5     Biotransformation and kinetics
      Human data
      Thallium is rapidly absorbed (up to 80-100%) by the mucous membranes, after
      ingestion, inhalation, or contact with intact skin. A rapid distribution from blood
      to tissue follows absorption. Because of the similar ionic radii of thallium (I)
      and potassium, thallium can substitute for potassium in a variety of
      potassium-dependent transport processes such as the ‘active transport’ and,
      consequently, accumulate intracellularly. In humans, thallium is found to
      accumulate in kidneys, muscles, certain brain areas, and testicles (Kem91).

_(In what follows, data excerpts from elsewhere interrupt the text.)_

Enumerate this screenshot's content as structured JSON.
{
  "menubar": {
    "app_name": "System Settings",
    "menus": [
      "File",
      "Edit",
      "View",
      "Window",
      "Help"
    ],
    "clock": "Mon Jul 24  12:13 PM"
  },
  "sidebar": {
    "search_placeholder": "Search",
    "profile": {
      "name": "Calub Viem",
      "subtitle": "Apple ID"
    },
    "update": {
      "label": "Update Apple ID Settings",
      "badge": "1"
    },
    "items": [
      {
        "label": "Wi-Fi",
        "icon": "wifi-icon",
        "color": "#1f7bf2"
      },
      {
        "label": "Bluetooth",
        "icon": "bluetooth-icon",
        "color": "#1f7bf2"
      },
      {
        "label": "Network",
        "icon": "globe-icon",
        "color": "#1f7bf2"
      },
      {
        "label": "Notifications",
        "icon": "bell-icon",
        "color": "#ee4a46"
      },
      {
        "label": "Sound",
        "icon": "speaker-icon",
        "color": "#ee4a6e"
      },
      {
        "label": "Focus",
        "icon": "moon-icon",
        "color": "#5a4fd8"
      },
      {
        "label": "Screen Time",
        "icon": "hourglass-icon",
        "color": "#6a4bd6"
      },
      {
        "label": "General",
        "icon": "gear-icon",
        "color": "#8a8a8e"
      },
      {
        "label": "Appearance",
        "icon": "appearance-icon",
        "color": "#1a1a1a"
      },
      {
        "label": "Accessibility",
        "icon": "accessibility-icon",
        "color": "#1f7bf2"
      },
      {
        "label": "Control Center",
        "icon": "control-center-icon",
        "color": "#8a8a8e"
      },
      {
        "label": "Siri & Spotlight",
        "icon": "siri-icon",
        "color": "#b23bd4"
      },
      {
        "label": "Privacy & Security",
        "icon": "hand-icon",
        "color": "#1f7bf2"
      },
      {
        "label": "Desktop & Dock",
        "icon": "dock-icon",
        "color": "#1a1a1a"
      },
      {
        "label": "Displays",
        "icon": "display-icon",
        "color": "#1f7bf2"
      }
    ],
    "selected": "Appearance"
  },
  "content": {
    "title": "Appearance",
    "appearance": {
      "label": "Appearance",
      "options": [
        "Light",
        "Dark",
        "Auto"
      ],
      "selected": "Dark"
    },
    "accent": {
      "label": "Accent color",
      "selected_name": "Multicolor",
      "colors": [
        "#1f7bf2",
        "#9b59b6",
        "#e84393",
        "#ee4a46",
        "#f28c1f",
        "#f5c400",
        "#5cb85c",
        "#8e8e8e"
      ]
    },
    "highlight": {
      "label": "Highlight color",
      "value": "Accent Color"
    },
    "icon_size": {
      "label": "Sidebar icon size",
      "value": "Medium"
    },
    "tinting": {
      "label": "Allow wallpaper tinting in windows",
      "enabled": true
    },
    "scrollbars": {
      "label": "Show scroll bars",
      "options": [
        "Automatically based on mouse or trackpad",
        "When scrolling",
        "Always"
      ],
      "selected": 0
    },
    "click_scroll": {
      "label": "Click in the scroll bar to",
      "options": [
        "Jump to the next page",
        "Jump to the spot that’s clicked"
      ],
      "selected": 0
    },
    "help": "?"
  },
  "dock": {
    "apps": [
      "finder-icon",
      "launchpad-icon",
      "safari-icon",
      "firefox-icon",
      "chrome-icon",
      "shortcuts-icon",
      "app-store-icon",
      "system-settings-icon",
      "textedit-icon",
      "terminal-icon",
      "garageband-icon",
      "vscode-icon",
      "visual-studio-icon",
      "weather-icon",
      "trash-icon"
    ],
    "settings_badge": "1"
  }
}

           Examination of a population living in Germany near a cement plant with
      thallium emission and of workers of that plant has been done over the period
      1979-1981. The frequency distributions of thallium content in blood, urine, and
      hair samples of 1980/81 showed a shift to higher values compared with those of
      unaffected areas. Nevertheless, the range of all results is distinctly different
      from the thallium concentrations in body fluids and hair found in acute thallium
      intoxications. Moreover, no individual result reached the urinary thallium level
      of 300 µg/L, suggested as the threshold value for factory workers (Kem91).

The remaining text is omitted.